Philip O. Mills

Harvard Crimson
- Position: Fullback

Personal information
- Died: July 25, 1918 France

Career information
- High school: St. Paul's School
- College: Harvard (1902–1904)

Awards and highlights
- Second-team All-American (1904);

= Philip O. Mills =

American football player and doctor

Philip O. Mills was an American football player and military officer who was killed in action during World War I. The son of Samuel Meyers Mills Jr., Mills graduated from St. Paul's School in Concord, New Hampshire. He went on to attend Harvard University, where he played three seasons on the Harvard Crimson football team and graduated with the class of 1905. A fullback, Mills was named a second-team All-American by Walter Camp and the New York Sun.(WC-2; NYS-2; PR) In 1905 he was admitted to the New York Stock Exchange and joined the firm of Mills & Co. He was sponsored for membership by fellow Harvard athletes Robert Wrenn and William A. M. Burden Sr.

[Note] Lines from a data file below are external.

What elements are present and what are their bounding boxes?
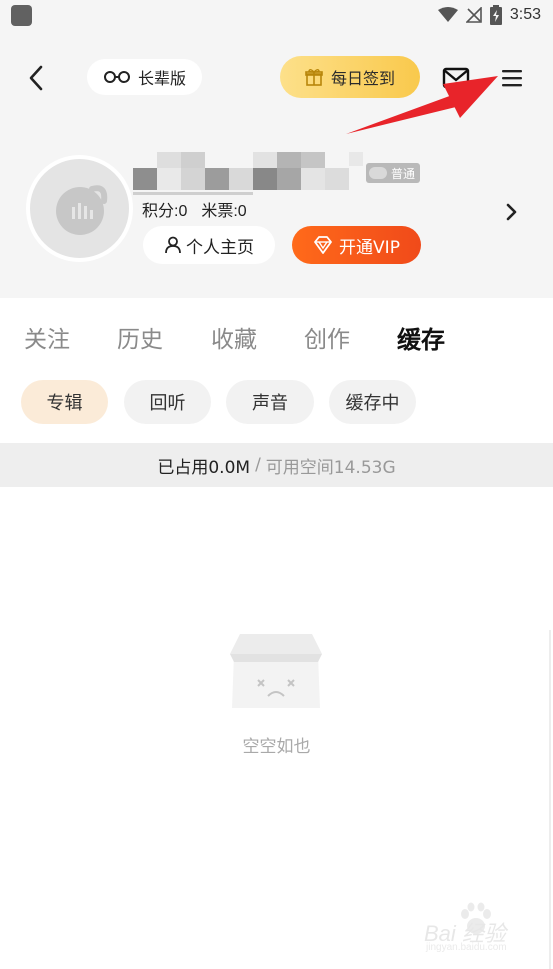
empty-box-icon <box>230 634 322 708</box>
chevron-right-icon <box>506 203 517 221</box>
member-level-label: 普通 <box>390 166 415 181</box>
member-level-badge: 普通 <box>366 163 420 183</box>
elder-mode-label: 长辈版 <box>137 69 186 88</box>
vip-diamond-icon <box>314 236 332 254</box>
status-icons: 3:53 <box>437 4 541 26</box>
empty-state-text: 空空如也 <box>242 737 311 757</box>
tickets-value[interactable]: 米票:0 <box>201 197 246 221</box>
app-notification-icon <box>11 5 32 26</box>
daily-checkin-button[interactable]: 每日签到 <box>280 56 420 98</box>
hamburger-menu-icon <box>502 70 522 87</box>
homepage-label: 个人主页 <box>186 237 254 258</box>
back-arrow-icon <box>29 65 43 91</box>
cache-filter-chips: 专辑 回听 声音 缓存中 <box>0 380 553 426</box>
tab-cache[interactable]: 缓存 <box>397 320 445 355</box>
storage-separator: / <box>255 455 261 475</box>
profile-stats: 积分:0 米票:0 <box>142 197 247 221</box>
storage-used: 已占用0.0M <box>157 457 251 478</box>
username-redacted <box>133 152 363 195</box>
app-screen: 3:53 长辈版 每日签到 普通 积分:0 米票:0 个人主页 开通VIP 关注… <box>0 0 553 969</box>
no-signal-icon <box>465 7 482 23</box>
chip-downloading[interactable]: 缓存中 <box>329 380 416 424</box>
wifi-icon <box>437 7 458 22</box>
edge-divider <box>549 630 551 969</box>
storage-free: 可用空间14.53G <box>265 457 396 478</box>
person-icon <box>165 236 181 254</box>
profile-detail-button[interactable] <box>503 200 519 224</box>
personal-homepage-button[interactable]: 个人主页 <box>143 226 275 264</box>
watermark-url: jingyan.baidu.com <box>426 942 507 953</box>
default-avatar-icon <box>55 184 107 235</box>
storage-usage-bar: 已占用0.0M / 可用空间14.53G <box>0 443 553 487</box>
baidu-jingyan-watermark: Bai 经验 jingyan.baidu.com <box>420 902 538 960</box>
mail-icon <box>442 67 470 89</box>
status-bar: 3:53 <box>0 0 553 30</box>
library-tabs: 关注 历史 收藏 创作 缓存 <box>0 320 553 360</box>
avatar[interactable] <box>26 155 133 262</box>
more-menu-button[interactable] <box>498 64 526 92</box>
glasses-icon <box>103 71 130 83</box>
tab-following[interactable]: 关注 <box>24 320 70 354</box>
battery-charging-icon <box>489 5 502 25</box>
chip-replays[interactable]: 回听 <box>124 380 211 424</box>
checkin-label: 每日签到 <box>330 69 395 88</box>
clock: 3:53 <box>509 6 541 23</box>
open-vip-button[interactable]: 开通VIP <box>292 226 421 264</box>
points-value[interactable]: 积分:0 <box>142 197 187 221</box>
back-button[interactable] <box>22 61 50 95</box>
vip-label: 开通VIP <box>339 237 400 258</box>
tab-creations[interactable]: 创作 <box>304 320 350 354</box>
tab-favorites[interactable]: 收藏 <box>211 320 257 354</box>
elder-mode-button[interactable]: 长辈版 <box>87 59 202 95</box>
tab-history[interactable]: 历史 <box>117 320 163 354</box>
messages-button[interactable] <box>440 64 472 92</box>
gift-icon <box>305 69 323 86</box>
chip-sounds[interactable]: 声音 <box>226 380 314 424</box>
badge-cloud-icon <box>369 167 387 179</box>
chip-albums[interactable]: 专辑 <box>21 380 108 424</box>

In 1916, Mills joined the American Volunteer Motor Ambulance Corps and was stationed near Verdun, France. He later returned to the United States and entered a Plattsburg training camp. He was commissioned an infantry Captain in 1917 and sent to France with the 308th Infantry Regiment, 77th Division in April 1918. He died on July 25, 1918, as a result of an accident behind the trench line. Mills was buried in Baccarat, Meurthe-et-Moselle.